Personal details
- Born: December 25, 1816 Wilkes County, Georgia, U.S.
- Died: September 23, 1885 (aged 68) Lexington, Georgia, U.S.
- Resting place: Beth-Salem Presbyterian Church Cemetery
- Spouse: Martha E. Smith ​(m. 1844)​
- Occupation: Politician; farmer;

= Joseph Hubbard Echols =

Confederate politician (1816–1885)

Joseph Hubbard Echols (December 25, 1816 – September 23, 1885) was an American and Confederate politician.

==Biography==
Joseph Hubbard Echols was born on December 25, 1816, in Wilkes County, Georgia.

Echols served in the Georgia House of Representatives. He was a member of the Georgia State Senate in 1861. He was elected to represent Georgia in the Second Confederate Congress from 1864 to 1865.

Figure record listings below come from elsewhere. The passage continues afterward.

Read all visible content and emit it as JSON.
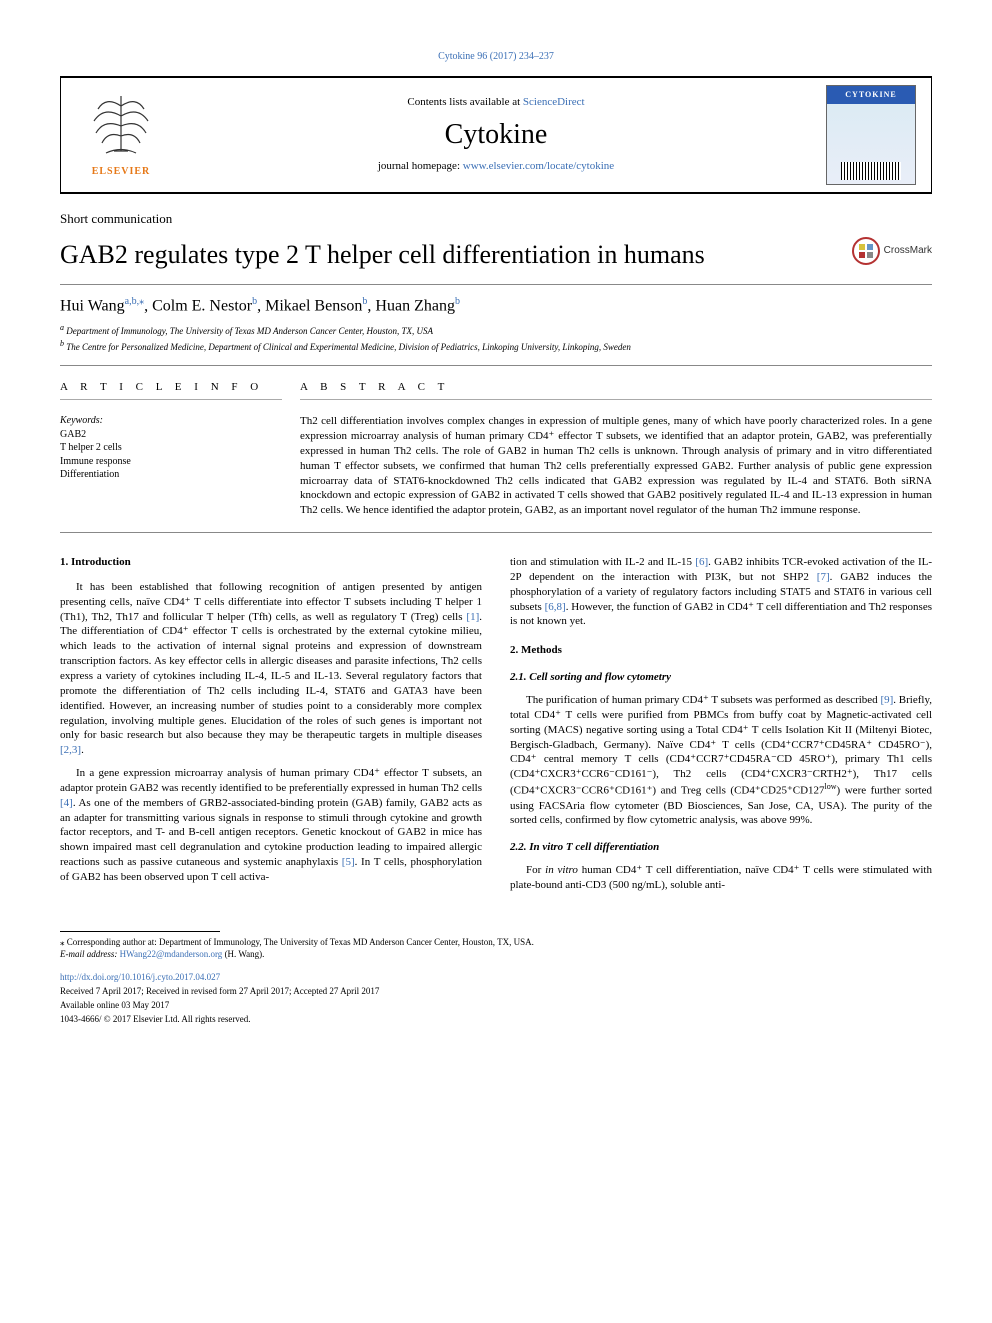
{
  "top_link": {
    "text": "Cytokine 96 (2017) 234–237",
    "url": "#"
  },
  "header": {
    "contents_pre": "Contents lists available at ",
    "contents_link": "ScienceDirect",
    "journal": "Cytokine",
    "homepage_pre": "journal homepage: ",
    "homepage_link": "www.elsevier.com/locate/cytokine",
    "publisher_label": "ELSEVIER",
    "cover_title": "CYTOKINE"
  },
  "article_type": "Short communication",
  "title": "GAB2 regulates type 2 T helper cell differentiation in humans",
  "crossmark_label": "CrossMark",
  "authors_html": "Hui Wang<span class='sup'>a,b,</span><span class='sup'>⁎</span>, Colm E. Nestor<span class='sup'>b</span>, Mikael Benson<span class='sup'>b</span>, Huan Zhang<span class='sup'>b</span>",
  "affiliations": [
    {
      "sup": "a",
      "text": "Department of Immunology, The University of Texas MD Anderson Cancer Center, Houston, TX, USA"
    },
    {
      "sup": "b",
      "text": "The Centre for Personalized Medicine, Department of Clinical and Experimental Medicine, Division of Pediatrics, Linkoping University, Linkoping, Sweden"
    }
  ],
  "info_label": "A R T I C L E  I N F O",
  "abstract_label": "A B S T R A C T",
  "keywords_label": "Keywords:",
  "keywords": [
    "GAB2",
    "T helper 2 cells",
    "Immune response",
    "Differentiation"
  ],
  "abstract": "Th2 cell differentiation involves complex changes in expression of multiple genes, many of which have poorly characterized roles. In a gene expression microarray analysis of human primary CD4⁺ effector T subsets, we identified that an adaptor protein, GAB2, was preferentially expressed in human Th2 cells. The role of GAB2 in human Th2 cells is unknown. Through analysis of primary and in vitro differentiated human T effector subsets, we confirmed that human Th2 cells preferentially expressed GAB2. Further analysis of public gene expression microarray data of STAT6-knockdowned Th2 cells indicated that GAB2 expression was regulated by IL-4 and STAT6. Both siRNA knockdown and ectopic expression of GAB2 in activated T cells showed that GAB2 positively regulated IL-4 and IL-13 expression in human Th2 cells. We hence identified the adaptor protein, GAB2, as an important novel regulator of the human Th2 immune response.",
  "left_col": {
    "h1_intro": "1. Introduction",
    "p1": "It has been established that following recognition of antigen presented by antigen presenting cells, naïve CD4⁺ T cells differentiate into effector T subsets including T helper 1 (Th1), Th2, Th17 and follicular T helper (Tfh) cells, as well as regulatory T (Treg) cells <span class='cite'>[1]</span>. The differentiation of CD4⁺ effector T cells is orchestrated by the external cytokine milieu, which leads to the activation of internal signal proteins and expression of downstream transcription factors. As key effector cells in allergic diseases and parasite infections, Th2 cells express a variety of cytokines including IL-4, IL-5 and IL-13. Several regulatory factors that promote the differentiation of Th2 cells including IL-4, STAT6 and GATA3 have been identified. However, an increasing number of studies point to a considerably more complex regulation, involving multiple genes. Elucidation of the roles of such genes is important not only for basic research but also because they may be therapeutic targets in multiple diseases <span class='cite'>[2,3]</span>.",
    "p2": "In a gene expression microarray analysis of human primary CD4⁺ effector T subsets, an adaptor protein GAB2 was recently identified to be preferentially expressed in human Th2 cells <span class='cite'>[4]</span>. As one of the members of GRB2-associated-binding protein (GAB) family, GAB2 acts as an adapter for transmitting various signals in response to stimuli through cytokine and growth factor receptors, and T- and B-cell antigen receptors. Genetic knockout of GAB2 in mice has shown impaired mast cell degranulation and cytokine production leading to impaired allergic reactions such as passive cutaneous and systemic anaphylaxis <span class='cite'>[5]</span>. In T cells, phosphorylation of GAB2 has been observed upon T cell activa-"
  },
  "right_col": {
    "p_cont": "tion and stimulation with IL-2 and IL-15 <span class='cite'>[6]</span>. GAB2 inhibits TCR-evoked activation of the IL-2P dependent on the interaction with PI3K, but not SHP2 <span class='cite'>[7]</span>. GAB2 induces the phosphorylation of a variety of regulatory factors including STAT5 and STAT6 in various cell subsets <span class='cite'>[6,8]</span>. However, the function of GAB2 in CD4⁺ T cell differentiation and Th2 responses is not known yet.",
    "h1_methods": "2. Methods",
    "h2_21": "2.1. Cell sorting and flow cytometry",
    "p21": "The purification of human primary CD4⁺ T subsets was performed as described <span class='cite'>[9]</span>. Briefly, total CD4⁺ T cells were purified from PBMCs from buffy coat by Magnetic-activated cell sorting (MACS) negative sorting using a Total CD4⁺ T cells Isolation Kit II (Miltenyi Biotec, Bergisch-Gladbach, Germany). Naïve CD4⁺ T cells (CD4⁺CCR7⁺CD45RA⁺ CD45RO⁻), CD4⁺ central memory T cells (CD4⁺CCR7⁺CD45RA⁻CD 45RO⁺), primary Th1 cells (CD4⁺CXCR3⁺CCR6⁻CD161⁻), Th2 cells (CD4⁺CXCR3⁻CRTH2⁺), Th17 cells (CD4⁺CXCR3⁻CCR6⁺CD161⁺) and Treg cells (CD4⁺CD25⁺CD127<sup>low</sup>) were further sorted using FACSAria flow cytometer (BD Biosciences, San Jose, CA, USA). The purity of the sorted cells, confirmed by flow cytometric analysis, was above 99%.",
    "h2_22": "2.2. In vitro T cell differentiation",
    "p22": "For <i>in vitro</i> human CD4⁺ T cell differentiation, naïve CD4⁺ T cells were stimulated with plate-bound anti-CD3 (500 ng/mL), soluble anti-"
  },
  "footnotes": {
    "corr": "⁎ Corresponding author at: Department of Immunology, The University of Texas MD Anderson Cancer Center, Houston, TX, USA.",
    "email_label_pre": "E-mail address: ",
    "email": "HWang22@mdanderson.org",
    "email_suffix": "(H. Wang).",
    "doi": "http://dx.doi.org/10.1016/j.cyto.2017.04.027",
    "received": "Received 7 April 2017; Received in revised form 27 April 2017; Accepted 27 April 2017",
    "available": "Available online 03 May 2017",
    "copyright": "1043-4666/ © 2017 Elsevier Ltd. All rights reserved."
  },
  "colors": {
    "link": "#3b6fb5",
    "publisher_orange": "#e67817",
    "crossmark_red": "#b43232",
    "cover_blue": "#2a5bb3"
  }
}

In 1854, Echols was elected president of the Methodist Female College in Madison, Georgia, succeeding James L. Pierce. He was a Methodist. He was also a planter.

Echols married Martha E. Smith, daughter of Robert S. Smith, on February 1, 1844. He died on September 23, 1885, at his home in Lexington, Georgia. He was buried in Beth-Salem Presbyterian Church Cemetery.